I have been in Appleton, Wisconsin for about 36 hours. On Wednesday night, not long after my arrival, my friend Alison took me to a sushi restaurant. Yes, it was delicious. And I drank sake. But that's not what I want to discuss here. What I want to discuss here is the apparent preference of Appletonians for odd Japanese/European toilets.
Let me explain. After eating sushi and drinking sake and about five glasses of water, I had to pee (it happens to the best of us). So I went into the bathroom at the sushi restaurant. The toilet had a heated seat which, in a public place, is a bit unnerving. Also, it had all these tubes and hoses affixed to the toilet, for various purposes (you can imagine), which made me afraid to sit on it, lest my nether regions were suddenly bathed in warm water. This did not happen.
Well, that was strange, but then last night we went to a fancy non-Japanese restaurant and they too had a crazy/fancy toilet, with a warmed seat and a control panel on the wall for how you wanted the water to spray out and whether you wanted it on your rear or forward parts.

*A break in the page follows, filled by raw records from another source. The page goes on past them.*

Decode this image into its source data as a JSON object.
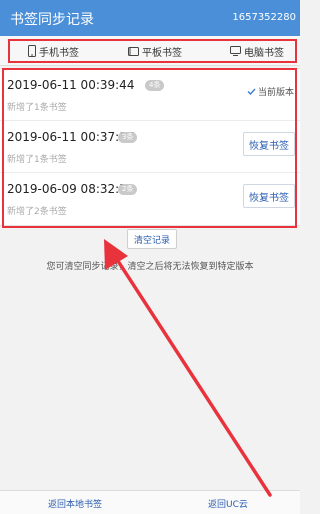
{
  "header": {
    "title": "书签同步记录",
    "account": "1657352280"
  },
  "tabs": [
    {
      "label": "手机书签",
      "icon": "phone-icon"
    },
    {
      "label": "平板书签",
      "icon": "tablet-icon"
    },
    {
      "label": "电脑书签",
      "icon": "monitor-icon"
    }
  ],
  "records": [
    {
      "time": "2019-06-11 00:39:44",
      "badge": "4条",
      "desc": "新增了1条书签",
      "status": "当前版本"
    },
    {
      "time": "2019-06-11 00:37:17",
      "badge": "3条",
      "desc": "新增了1条书签",
      "action": "恢复书签"
    },
    {
      "time": "2019-06-09 08:32:59",
      "badge": "2条",
      "desc": "新增了2条书签",
      "action": "恢复书签"
    }
  ],
  "clear_label": "清空记录",
  "hint": "您可清空同步记录，清空之后将无法恢复到特定版本",
  "footer": {
    "back_local": "返回本地书签",
    "back_uc": "返回UC云"
  },
  "colors": {
    "header": "#4a8fd8",
    "annotation": "#e8333c",
    "link": "#2a5db0"
  }
}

Holy cow, Appleton! What's the deal? Even though I am not a fan of said toilet I can somewhat understand how there could be a Japanese toilet in a Japanese restaurant. I do not, however, understand the presence of a strange, perhaps European, toilet in a regular old fancy restaurant. The only plausible explanation is that Appletonians love their heated toilet seats and fancy bidet style cleansing mechanisms and somehow the restaurantuers of the Fox City region somehow discovered this information (how? diner comment cards?) and have implemented these toilets because, for some reason, the toilets affect how much the diners like their food.
Discuss.
3 comments:
See, this is why it's so valuable to send and intelligent and curious person out into the wild(s of Wisconsin)--for useful intelligence reports such as this.
As for my opinion on the toilets of Appleton, WI: I suppose there is a call for innovation re toilets, and I applaud the toilet engineers who do it. R&D must be mind-blowing. However, when faced with an actual versus a theoretical toilet, my two priorities are (a) working, and (b) clean. The end. Nothing fancy, just working and clean. When you think about it, that's enough.
It's possible that I've lived in nonfancy land for too long but I can't even imagine this toilet. I'm not sure my fragile psyche could handle being confounded by a toilet. I really like to pee.
Still, I'm happy to hear Appleton is so fancy in its toilets and that the restaurants were also fancy and less, I presume, confounding.
I'm fairly sure that if you'd used the toilet at Cleo's it would have been a plain, old-fashioned (no pun intended) regulation Kohler. Also, at my house, we only have the low-flow contractor models as well. But I'm glad our plumbing made such an impression. Never let it be said that Appleton ain't klassy.